Selon une étude de la Kellogg School of Management, les femmes entourées d’un cercle solidaire d’autres femmes sont 2,5 fois plus susceptibles d’accéder à des postes à responsabilités, un effet direct sur leur progression et leur rémunération.

Mais attention aux dérives. Car dans certains contextes, la sororité devient aussi une injonction tacite : celle de toujours être solidaire, d’apporter son soutien même lorsque l’organisation, les moyens ou les rapports de force ne le permettent pas.

 Autrement dit il y a une solidarité attendue entre femmes qui doit pallier les manques structurels de l’entreprise.

Certaines femmes peuvent aussi vivre des tensions ou rivalités avec d’autres femmes, du fait de la rareté des places en haut de l’échelle hiérarchique. Une situation parfois instrumentalisée pour discréditer l’idée même de sororité : “si les femmes ne se soutiennent pas entre elles, pourquoi en faire un principe ?”. C’est un raisonnement souvent malhonnête, qui masque les responsabilités systémiques de l’entreprise ou du milieu concerné.

La sororité ne peut pas être une réponse individuelle à des problèmes structurels. Elle est un point de départ, pas une solution miracle.

Sororité en action : des leviers à activer

La sororité ne peut se résumer à un slogan inspirant ou à quelques posts sur LinkedIn.

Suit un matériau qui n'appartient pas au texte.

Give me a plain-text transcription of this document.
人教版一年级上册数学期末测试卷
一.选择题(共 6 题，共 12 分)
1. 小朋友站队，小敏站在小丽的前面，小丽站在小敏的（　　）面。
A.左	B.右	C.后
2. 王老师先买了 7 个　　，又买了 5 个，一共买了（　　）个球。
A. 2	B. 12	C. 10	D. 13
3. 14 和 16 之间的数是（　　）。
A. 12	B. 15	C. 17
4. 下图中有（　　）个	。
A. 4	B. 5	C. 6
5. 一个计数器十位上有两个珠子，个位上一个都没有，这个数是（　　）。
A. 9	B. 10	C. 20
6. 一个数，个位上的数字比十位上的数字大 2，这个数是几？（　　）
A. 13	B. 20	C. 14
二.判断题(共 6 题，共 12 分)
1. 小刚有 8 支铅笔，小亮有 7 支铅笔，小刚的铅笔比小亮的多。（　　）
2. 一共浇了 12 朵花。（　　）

Elle prend tout son sens quand elle se traduit par des actions concrètes, visibles, structurantes, au service de la progression de toutes les femmes, quel que soit leur parcours.

Plusieurs actions possibles :

  • Structurer des réseaux féminins solides et ouverts : les réseaux de femmes jouent un rôle déterminant dans la carrière professionnelle. Mais pour être réellement impactants, ils doivent aller au-delà de la cooptation entre élites : ils doivent inclure les femmes en reconversion, les entrepreneuses, les salariées précaires ou encore celles qui débutent.
  • Favoriser le mentorat : le mentorat est un formidable levier pour transmettre des clés, ouvrir des portes et accélérer les trajectoires. Mettre en place cette pratique dans les entreprises peut réellement changer la donne.
  • Valoriser la coopération plutôt que la compétition : la culture de la compétition entre femmes, alimentée par des années de hiérarchie masculine et de rareté des postes, est encore trop présente. Il est temps de valoriser d’autres modèles de leadership : ceux fondés sur l’entraide, la délégation, la mise en lumière des autres.
  • Visibiliser et raconter : mettre en lumière des parcours de femmes qui se sont hissées aux postes de pouvoir grâce à la solidarité féminine, c’est offrir des projections concrètes à celles qui hésitent, doutent, ou ne se sentent pas légitimes.